A spokesperson for Catalina Behavioral Health in Tucson put it in terms that resonate viscerally: "It is difficult to explain how lethal this drug can be. The overdose risk of carfentanil is extraordinarily high, exponentially more so than heroin or even fentanyl itself."
Overdose Statistics in Pima County Paint a Grim Picture
The backdrop against which carfentanil has arrived is already deeply troubling. As of mid-2021, fentanyl had become the leading cause of death among people 19 and under in Pima County, and the county was on pace to set a record for overdose deaths for the third consecutive year.
From January to June of that year, at least 245 people, including 17 under the age of 19, died from drug overdoses, with 57 percent of those deaths linked to fentanyl.
While the CDC reported that national overdose deaths fell roughly 27 percent in 2024, a trend it attributed to increased education and expanded naloxone access, the picture in Pima County is more complicated.
Pima County Health Director Dr. Theresa Cullen acknowledged that local drug deaths were down last year, but noted that since January 2025, Pima County drug deaths have been trending upward again.
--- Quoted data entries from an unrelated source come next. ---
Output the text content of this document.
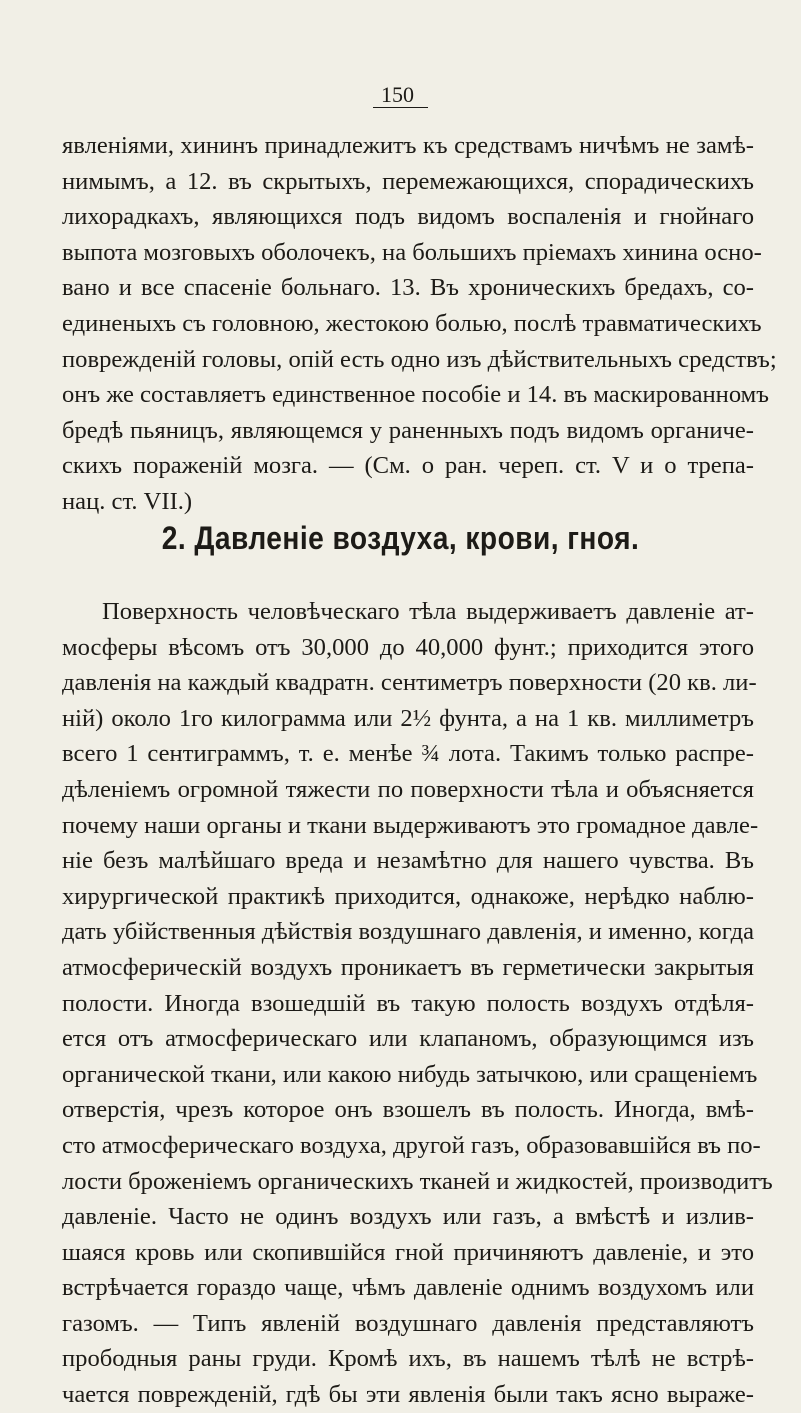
150
явленіями, хининъ принадлежитъ къ средствамъ ничѣмъ не замѣ-
нимымъ, а 12. въ скрытыхъ, перемежающихся, спорадическихъ
лихорадкахъ, являющихся подъ видомъ воспаленія и гнойнаго
выпота мозговыхъ оболочекъ, на большихъ пріемахъ хинина осно-
вано и все спасеніе больнаго. 13. Въ хроническихъ бредахъ, со-
единеныхъ съ головною, жестокою болью, послѣ травматическихъ
поврежденій головы, опій есть одно изъ дѣйствительныхъ средствъ;
онъ же составляетъ единственное пособіе и 14. въ маскированномъ
бредѣ пьяницъ, являющемся у раненныхъ подъ видомъ органиче-
скихъ пораженій мозга. — (См. о ран. череп. ст. V и о трепа-
нац. ст. VII.)
2. Давленіе воздуха, крови, гноя.
Поверхность человѣческаго тѣла выдерживаетъ давленіе ат-
мосферы вѣсомъ отъ 30,000 до 40,000 фунт.; приходится этого
давленія на каждый квадратн. сентиметръ поверхности (20 кв. ли-
ній) около 1го килограмма или 2½ фунта, а на 1 кв. миллиметръ
всего 1 сентиграммъ, т. е. менѣе ¾ лота. Такимъ только распре-
дѣленіемъ огромной тяжести по поверхности тѣла и объясняется
почему наши органы и ткани выдерживаютъ это громадное давле-
ніе безъ малѣйшаго вреда и незамѣтно для нашего чувства. Въ
хирургической практикѣ приходится, однакоже, нерѣдко наблю-
дать убійственныя дѣйствія воздушнаго давленія, и именно, когда
атмосферическій воздухъ проникаетъ въ герметически закрытыя
полости. Иногда взошедшій въ такую полость воздухъ отдѣля-
ется отъ атмосферическаго или клапаномъ, образующимся изъ
органической ткани, или какою нибудь затычкою, или сращеніемъ
отверстія, чрезъ которое онъ взошелъ въ полость. Иногда, вмѣ-
сто атмосферическаго воздуха, другой газъ, образовавшійся въ по-
лости броженіемъ органическихъ тканей и жидкостей, производитъ
давленіе. Часто не одинъ воздухъ или газъ, а вмѣстѣ и излив-
шаяся кровь или скопившійся гной причиняютъ давленіе, и это
встрѣчается гораздо чаще, чѣмъ давленіе однимъ воздухомъ или
газомъ. — Типъ явленій воздушнаго давленія представляютъ
прободныя раны груди. Кромѣ ихъ, въ нашемъ тѣлѣ не встрѣ-
чается поврежденій, гдѣ бы эти явленія были такъ ясно выраже-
Where to Find Help for Opioids in Tucson
For Tucson residents struggling with opioid use disorder, Catalina Behavioral Health offers comprehensive fentanyl treatment services, including individualized recovery programs for those dependent on fentanyl and other synthetic opioids.
Currently, public health officials are issuing a simple but urgent message to anyone in Pima County: assume any illicit pill, powder, or tablet could contain carfentanil. Do not handle unknown substances. Carry naloxone and extra doses.
And if you witness an overdose, call 911 immediately. In a county already battered by the opioid crisis, the stakes have never been higher.